Pairing Beers with Short Stories
The Butcher Boys, the second story in the collection, is one of my personal favorites, partly because the nicer details reminded me of my small-town Wisconsin childhood, and partly because the story evolved unexpectedly as I wrote it. I let it stew for a while because I wasn’t sure how it might end or when. Was this maybe a novel? But it took a turn that even surprised me. (No spoilers here.) I really hadn’t planned for the turn, but then I knew it had to happen. And damn if I wasn’t stuck again. I couldn’t drop a reader on their head and walk off. There was more here. Back to the rumination stage.
That’s when I realized I didn’t have all my characters yet. As if remembering childhood friends and then looking at an old group photo and realizing you’d left a couple people out.
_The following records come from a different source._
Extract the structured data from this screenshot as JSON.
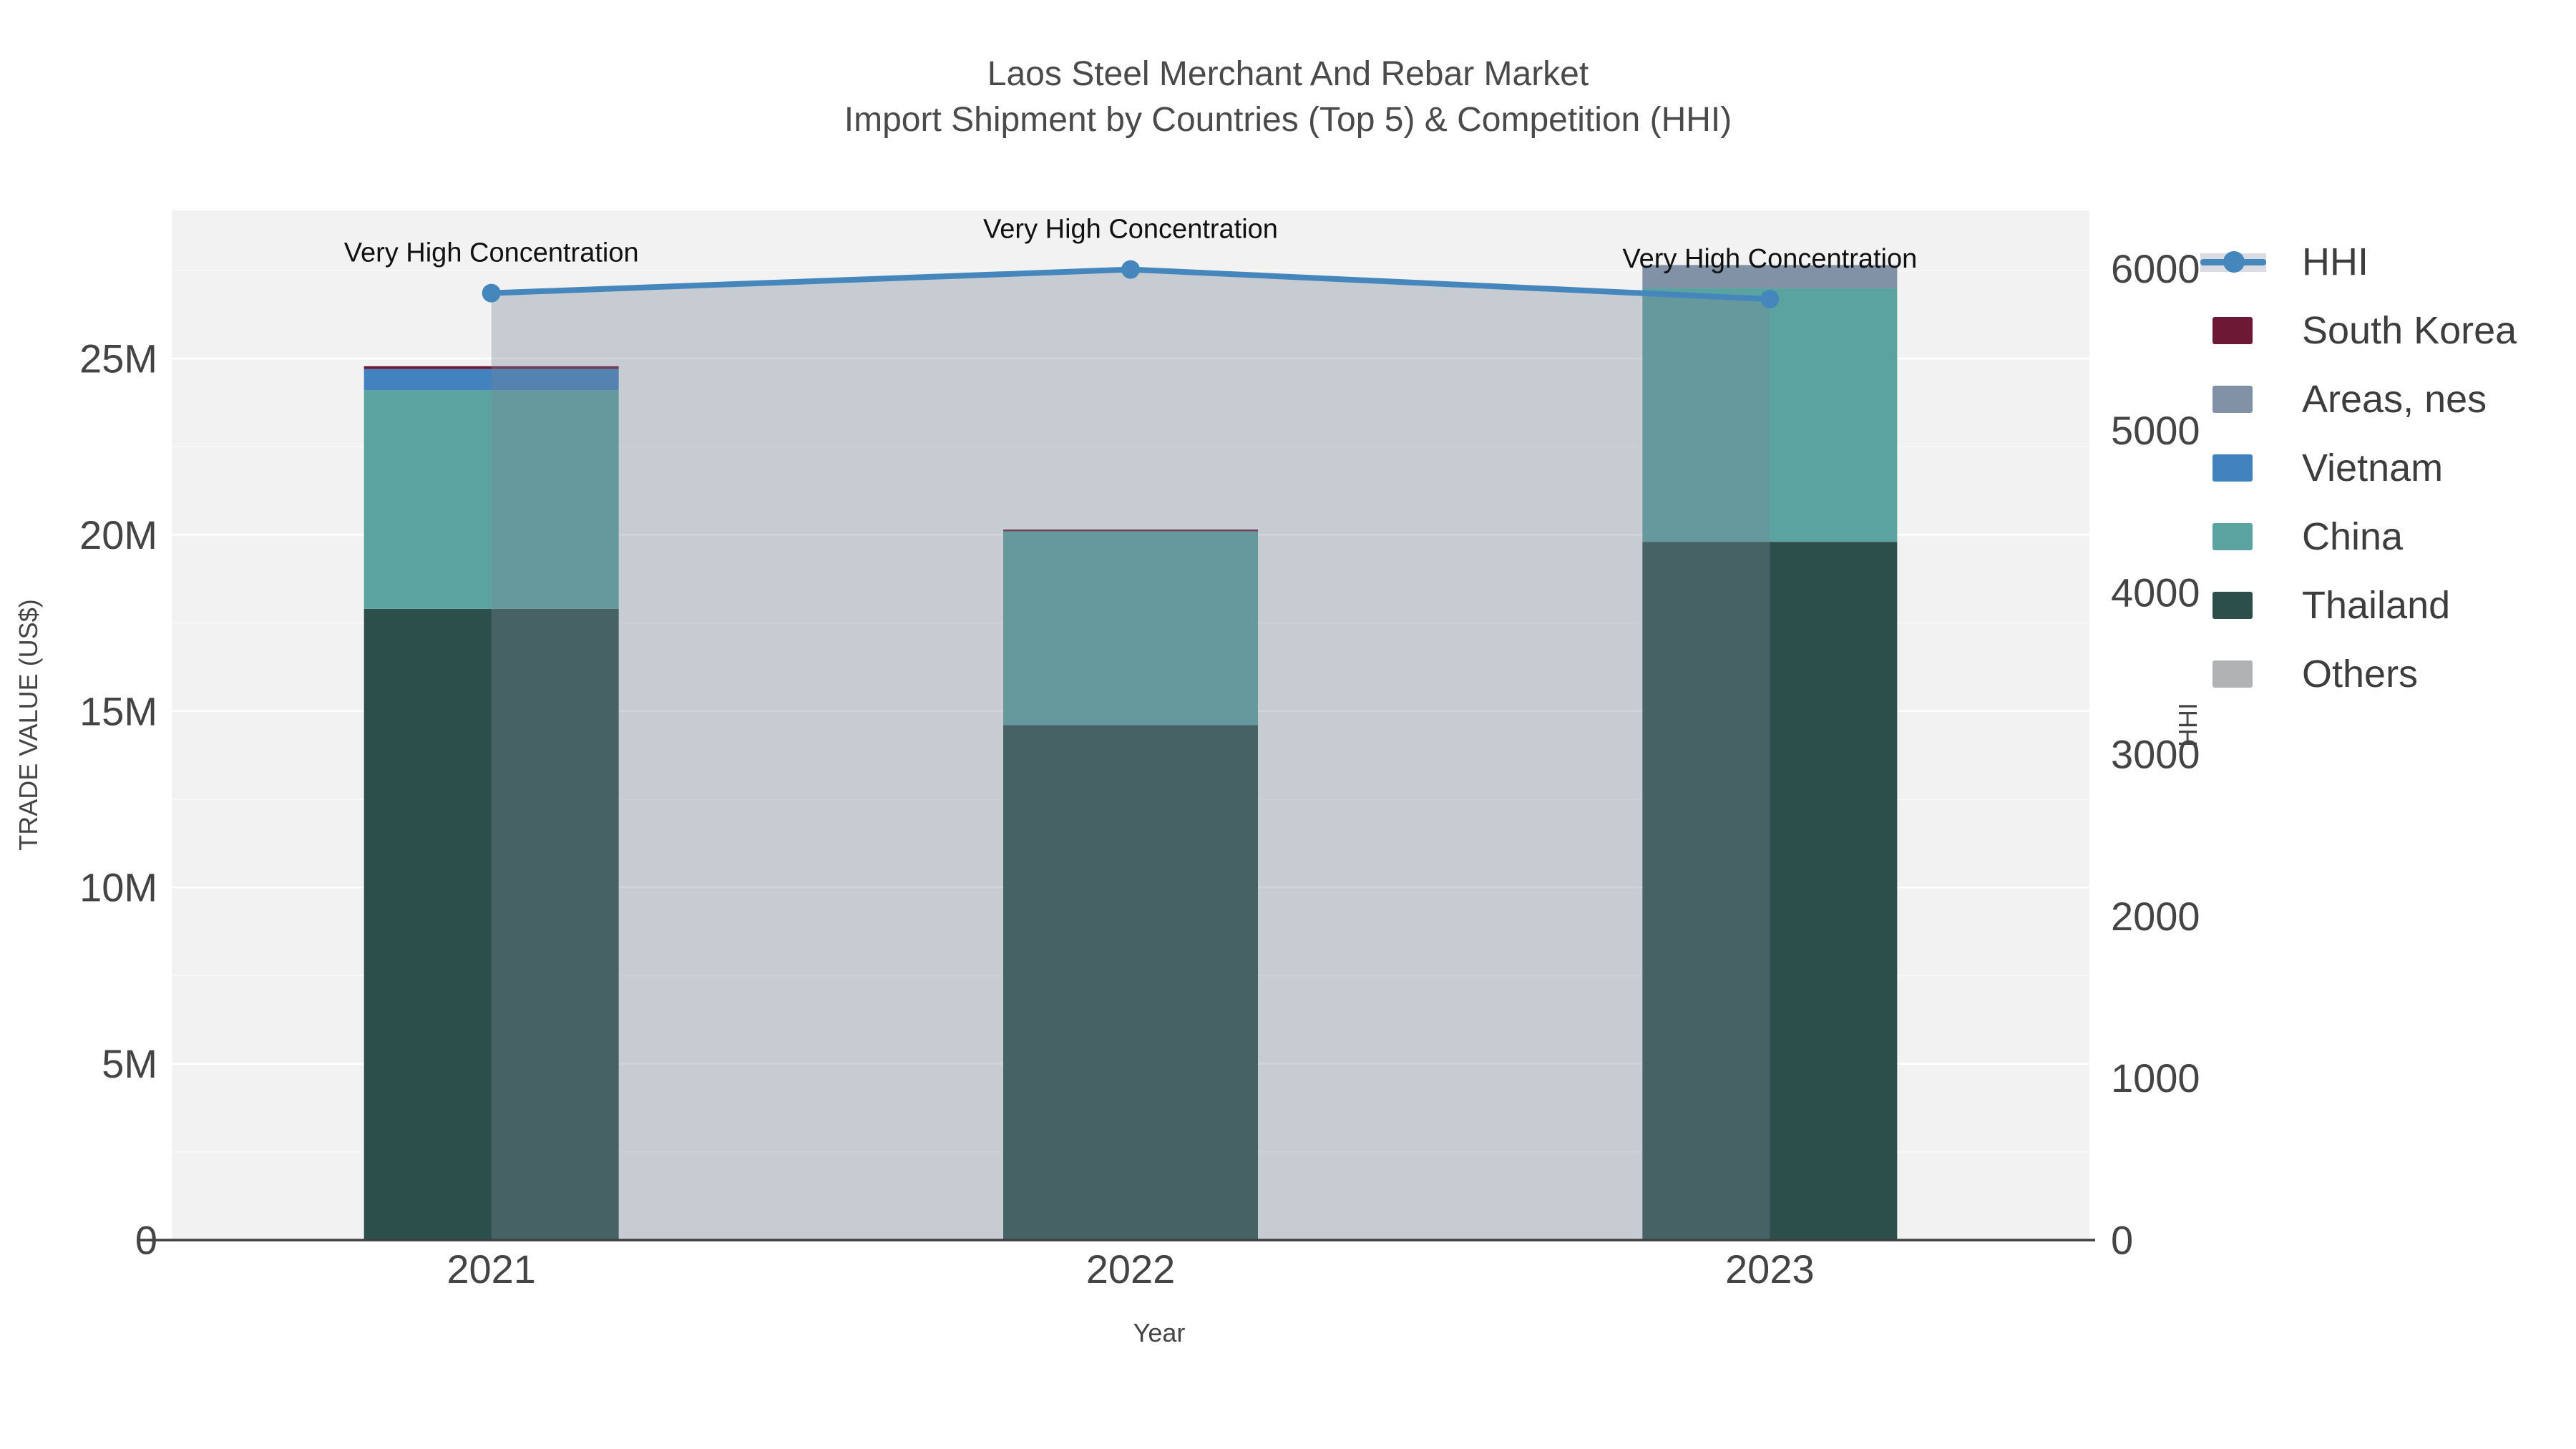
{
  "title": {
    "line1": "Laos Steel Merchant And Rebar Market",
    "line2": "Import Shipment by Countries (Top 5) & Competition (HHI)"
  },
  "chart_data": {
    "type": "bar+line",
    "title": "Laos Steel Merchant And Rebar Market — Import Shipment by Countries (Top 5) & Competition (HHI)",
    "categories": [
      "2021",
      "2022",
      "2023"
    ],
    "bar_unit": "M US$",
    "series": [
      {
        "name": "Thailand",
        "color": "#2d4f4b",
        "values": [
          17.9,
          14.6,
          19.8
        ]
      },
      {
        "name": "China",
        "color": "#5ba3a0",
        "values": [
          6.2,
          5.5,
          7.2
        ]
      },
      {
        "name": "Vietnam",
        "color": "#4282bf",
        "values": [
          0.6,
          0,
          0
        ]
      },
      {
        "name": "Areas, nes",
        "color": "#8191a6",
        "values": [
          0,
          0,
          0.65
        ]
      },
      {
        "name": "South Korea",
        "color": "#6d1936",
        "values": [
          0.08,
          0.05,
          0
        ]
      },
      {
        "name": "Others",
        "color": "#b0b2b4",
        "values": [
          0,
          0,
          0
        ]
      }
    ],
    "line_series": {
      "name": "HHI",
      "color": "#4587bd",
      "fill_color": "rgba(119,136,153,0.35)",
      "values": [
        5849,
        5995,
        5812
      ]
    },
    "annotations": [
      "Very High Concentration",
      "Very High Concentration",
      "Very High Concentration"
    ],
    "y_left": {
      "title": "TRADE VALUE (US$)",
      "tick_labels": [
        "0",
        "5M",
        "10M",
        "15M",
        "20M",
        "25M"
      ],
      "tick_values": [
        0,
        5,
        10,
        15,
        20,
        25
      ],
      "range": [
        0,
        29.2
      ],
      "minor_step": 2.5
    },
    "y_right": {
      "title": "HHI",
      "tick_labels": [
        "0",
        "1000",
        "2000",
        "3000",
        "4000",
        "5000",
        "6000"
      ],
      "tick_values": [
        0,
        1000,
        2000,
        3000,
        4000,
        5000,
        6000
      ],
      "range": [
        0,
        6360
      ]
    },
    "x_axis": {
      "title": "Year"
    },
    "legend": [
      {
        "label": "HHI",
        "type": "line",
        "color": "#4587bd"
      },
      {
        "label": "South Korea",
        "type": "swatch",
        "color": "#6d1936"
      },
      {
        "label": "Areas, nes",
        "type": "swatch",
        "color": "#8191a6"
      },
      {
        "label": "Vietnam",
        "type": "swatch",
        "color": "#4282bf"
      },
      {
        "label": "China",
        "type": "swatch",
        "color": "#5ba3a0"
      },
      {
        "label": "Thailand",
        "type": "swatch",
        "color": "#2d4f4b"
      },
      {
        "label": "Others",
        "type": "swatch",
        "color": "#b0b2b4"
      }
    ],
    "layout_hints": {
      "plot_bg": "#f2f2f2",
      "grid_color": "#ffffff",
      "baseline_color": "#3f3f3f",
      "tick_color": "#444444",
      "legend_position": "right",
      "grid": true
    }
  }
}
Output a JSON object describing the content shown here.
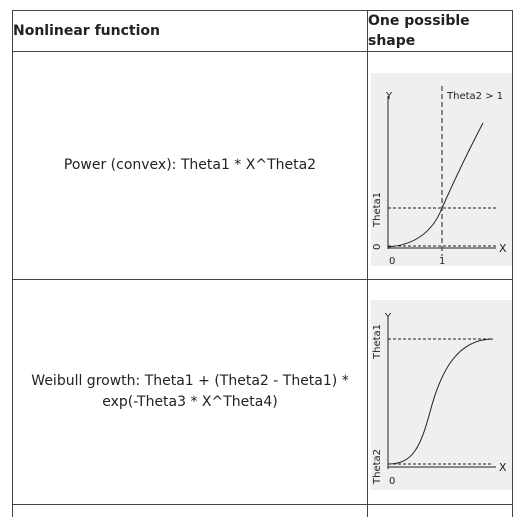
{
  "table": {
    "headers": {
      "function": "Nonlinear function",
      "shape": "One possible shape"
    },
    "rows": [
      {
        "function": "Power (convex): Theta1 * X^Theta2",
        "plot": {
          "y_axis": "Y",
          "x_axis": "X",
          "condition": "Theta2 > 1",
          "y_level_label": "Theta1",
          "y_zero": "0",
          "x_zero": "0",
          "x_one": "1"
        }
      },
      {
        "function_line1": "Weibull growth: Theta1 + (Theta2 - Theta1) *",
        "function_line2": "exp(-Theta3 * X^Theta4)",
        "plot": {
          "y_axis": "Y",
          "x_axis": "X",
          "upper_label": "Theta1",
          "lower_label": "Theta2",
          "x_zero": "0"
        }
      }
    ]
  },
  "colors": {
    "plot_background": "#efefef",
    "line": "#222222",
    "border": "#444444"
  }
}
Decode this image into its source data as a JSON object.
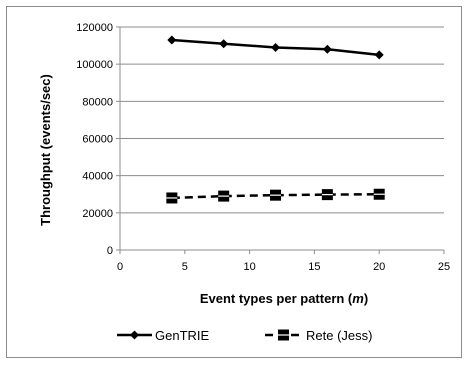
{
  "chart_data": {
    "type": "line",
    "title": "",
    "xlabel_prefix": "Event types per pattern (",
    "xlabel_var": "m",
    "xlabel_suffix": ")",
    "ylabel": "Throughput (events/sec)",
    "xlim": [
      0,
      25
    ],
    "ylim": [
      0,
      120000
    ],
    "xticks": [
      0,
      5,
      10,
      15,
      20,
      25
    ],
    "yticks": [
      0,
      20000,
      40000,
      60000,
      80000,
      100000,
      120000
    ],
    "grid": "horizontal",
    "legend_position": "bottom",
    "x": [
      4,
      8,
      12,
      16,
      20
    ],
    "series": [
      {
        "name": "GenTRIE",
        "values": [
          113000,
          111000,
          109000,
          108000,
          105000
        ],
        "color": "#000000",
        "line_style": "solid",
        "marker": "diamond"
      },
      {
        "name": "Rete (Jess)",
        "values": [
          28000,
          29000,
          29500,
          29800,
          30000
        ],
        "color": "#000000",
        "line_style": "dashed",
        "marker": "square"
      }
    ]
  }
}
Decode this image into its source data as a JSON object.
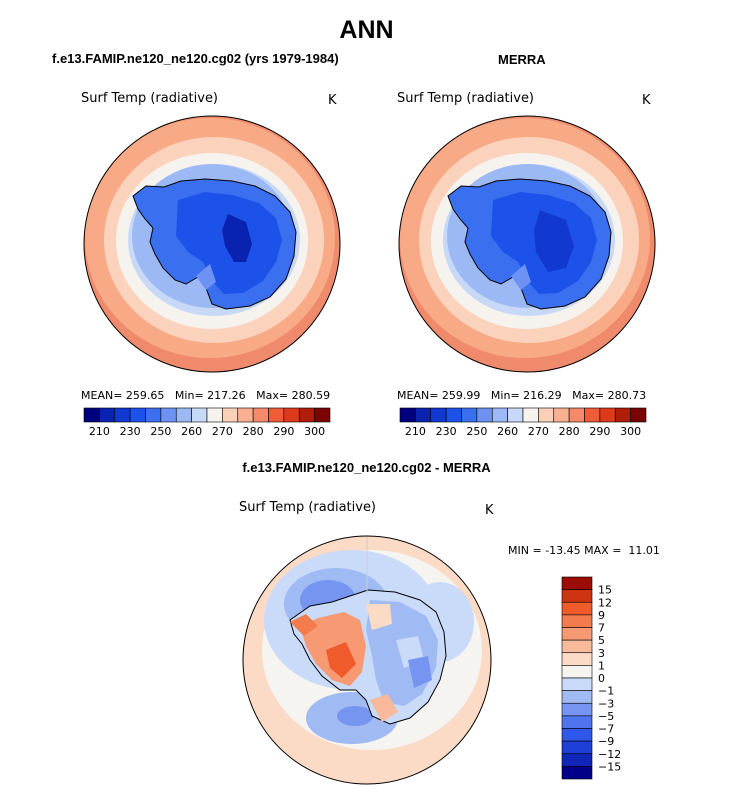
{
  "main_title": "ANN",
  "colors": {
    "abs_scale": [
      "#00007f",
      "#0a22b0",
      "#1238d2",
      "#1d52ea",
      "#3a70f0",
      "#6d92f3",
      "#9cb8f5",
      "#c7d9f7",
      "#f6f2ee",
      "#fbd0b8",
      "#f9b090",
      "#f5896a",
      "#ef5c38",
      "#dd3a1b",
      "#b01d0b",
      "#7a0404"
    ],
    "diff_scale": [
      "#00008a",
      "#0f26b8",
      "#1d3fd8",
      "#2f58ea",
      "#4f74ee",
      "#7595f1",
      "#a0baf4",
      "#c9dbf8",
      "#f5f4f0",
      "#fbdac6",
      "#f9b99b",
      "#f79a74",
      "#f37c4d",
      "#ef5b2b",
      "#cf3412",
      "#9a0c04"
    ],
    "map_ocean_far": "#f08a6c",
    "map_ocean_mid": "#fbd3bd",
    "map_land": "#3a70f0"
  },
  "chart_data": [
    {
      "type": "heatmap",
      "panel": "model",
      "header": "f.e13.FAMIP.ne120_ne120.cg02 (yrs 1979-1984)",
      "title": "Surf Temp (radiative)",
      "units": "K",
      "stats": {
        "mean_label": "MEAN=",
        "mean": "259.65",
        "min_label": "Min=",
        "min": "217.26",
        "max_label": "Max=",
        "max": "280.59"
      },
      "colorbar": {
        "orientation": "horizontal",
        "tick_labels": [
          "210",
          "230",
          "250",
          "260",
          "270",
          "280",
          "290",
          "300"
        ]
      }
    },
    {
      "type": "heatmap",
      "panel": "obs",
      "header": "MERRA",
      "title": "Surf Temp (radiative)",
      "units": "K",
      "stats": {
        "mean_label": "MEAN=",
        "mean": "259.99",
        "min_label": "Min=",
        "min": "216.29",
        "max_label": "Max=",
        "max": "280.73"
      },
      "colorbar": {
        "orientation": "horizontal",
        "tick_labels": [
          "210",
          "230",
          "250",
          "260",
          "270",
          "280",
          "290",
          "300"
        ]
      }
    },
    {
      "type": "heatmap",
      "panel": "diff",
      "header": "f.e13.FAMIP.ne120_ne120.cg02 - MERRA",
      "title": "Surf Temp (radiative)",
      "units": "K",
      "stats": {
        "min_label": "MIN =",
        "min": "-13.45",
        "max_label": "MAX =",
        "max": "11.01"
      },
      "colorbar": {
        "orientation": "vertical",
        "tick_labels": [
          "15",
          "12",
          "9",
          "7",
          "5",
          "3",
          "1",
          "0",
          "−1",
          "−3",
          "−5",
          "−7",
          "−9",
          "−12",
          "−15"
        ]
      }
    }
  ]
}
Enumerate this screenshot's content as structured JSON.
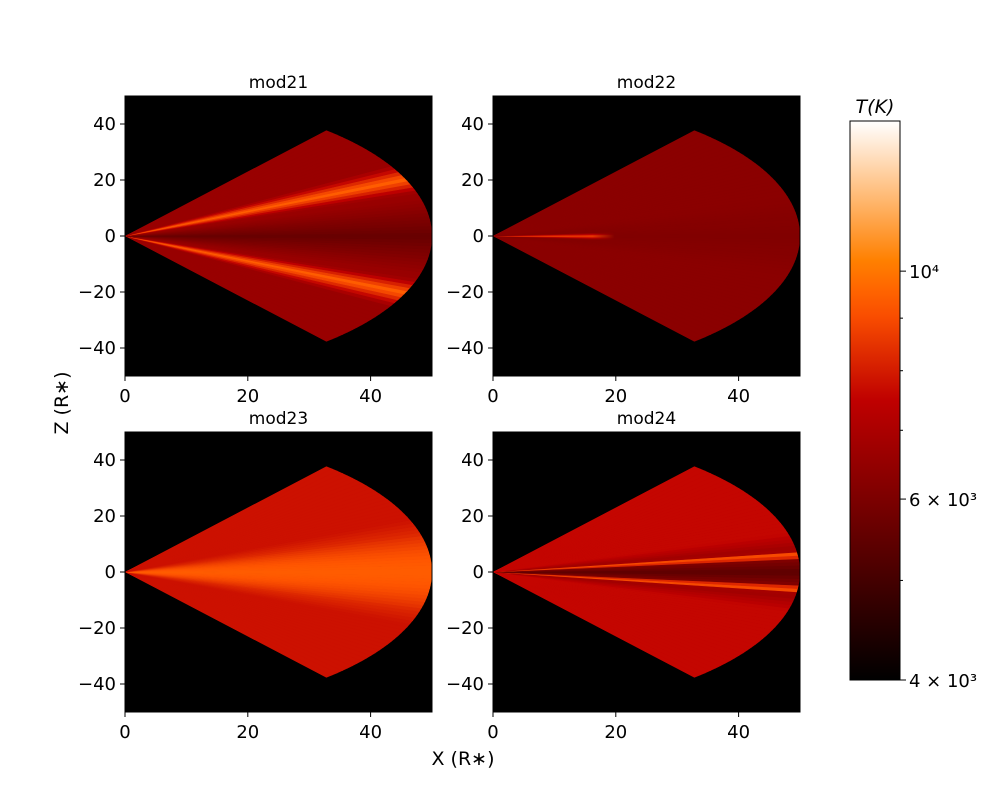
{
  "chart_data": {
    "type": "heatmap",
    "figure_xlabel": "X (R∗)",
    "figure_ylabel": "Z (R∗)",
    "xlim": [
      0,
      50
    ],
    "ylim": [
      -50,
      50
    ],
    "x_ticks": [
      0,
      20,
      40
    ],
    "y_ticks": [
      40,
      20,
      0,
      -20,
      -40
    ],
    "colorbar": {
      "title": "T(K)",
      "scale": "log",
      "range": [
        4000,
        14000
      ],
      "major_ticks": [
        {
          "value": 10000,
          "label": "10⁴"
        },
        {
          "value": 6000,
          "label": "6 × 10³"
        },
        {
          "value": 4000,
          "label": "4 × 10³"
        }
      ],
      "minor_ticks": [
        5000,
        7000,
        8000,
        9000
      ],
      "colormap": "gist_heat"
    },
    "panels": [
      {
        "title": "mod21",
        "domain": {
          "outer_radius": 50,
          "opening_half_angle_deg": 49
        },
        "base_temperature": 6600,
        "near_midplane_temperature": 5600,
        "features": [
          {
            "description": "hot thin layers",
            "angle_deg": 24,
            "width_deg": 6,
            "temperature": 9500
          },
          {
            "description": "hot thin layers",
            "angle_deg": -24,
            "width_deg": 6,
            "temperature": 9500
          }
        ]
      },
      {
        "title": "mod22",
        "domain": {
          "outer_radius": 50,
          "opening_half_angle_deg": 49
        },
        "base_temperature": 6300,
        "near_midplane_temperature": 6100,
        "features": [
          {
            "description": "hot inner midplane",
            "angle_deg": 0,
            "width_deg": 4,
            "temperature": 9000,
            "r_max": 18
          }
        ]
      },
      {
        "title": "mod23",
        "domain": {
          "outer_radius": 50,
          "opening_half_angle_deg": 49
        },
        "base_temperature": 7800,
        "near_midplane_temperature": 9200,
        "features": [
          {
            "description": "hot wedge",
            "angle_deg": 0,
            "width_deg": 22,
            "temperature": 9400
          }
        ]
      },
      {
        "title": "mod24",
        "domain": {
          "outer_radius": 50,
          "opening_half_angle_deg": 49
        },
        "base_temperature": 7600,
        "near_midplane_temperature": 5400,
        "features": [
          {
            "description": "hot thin layers",
            "angle_deg": 7,
            "width_deg": 2,
            "temperature": 9800
          },
          {
            "description": "hot thin layers",
            "angle_deg": -7,
            "width_deg": 2,
            "temperature": 9800
          }
        ]
      }
    ]
  }
}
So, like shuffling cards, new bits slipped into place, and suddenly I had a full deck. Again, a didn’t-see-that-coming moment. You’ll hear that a lot from writers, and for a long time it sounded kooky to me until I had a couple moments. Instead of it feeling like I’d had an idea, a solution to a problem, I felt unsettled, as if I had turned a page and found a distressing verdict there waiting for me. Robert Olen Butler addresses creativity arriving like that in his excellent book From Where You Dream: The Process of Writing Fiction.
The beer to go with this one — and I definitely needed a drink after this — is Slugfest, a Juicy IPA from Summit Brewing (A good Midwestern beer for a story in a Midwestern town). Also appropriate because the narrator recalls an epic one-sided slugfest from his childhood, when the story takes place, around the time when those punches were thrown. There may be a bit of baseball involved too.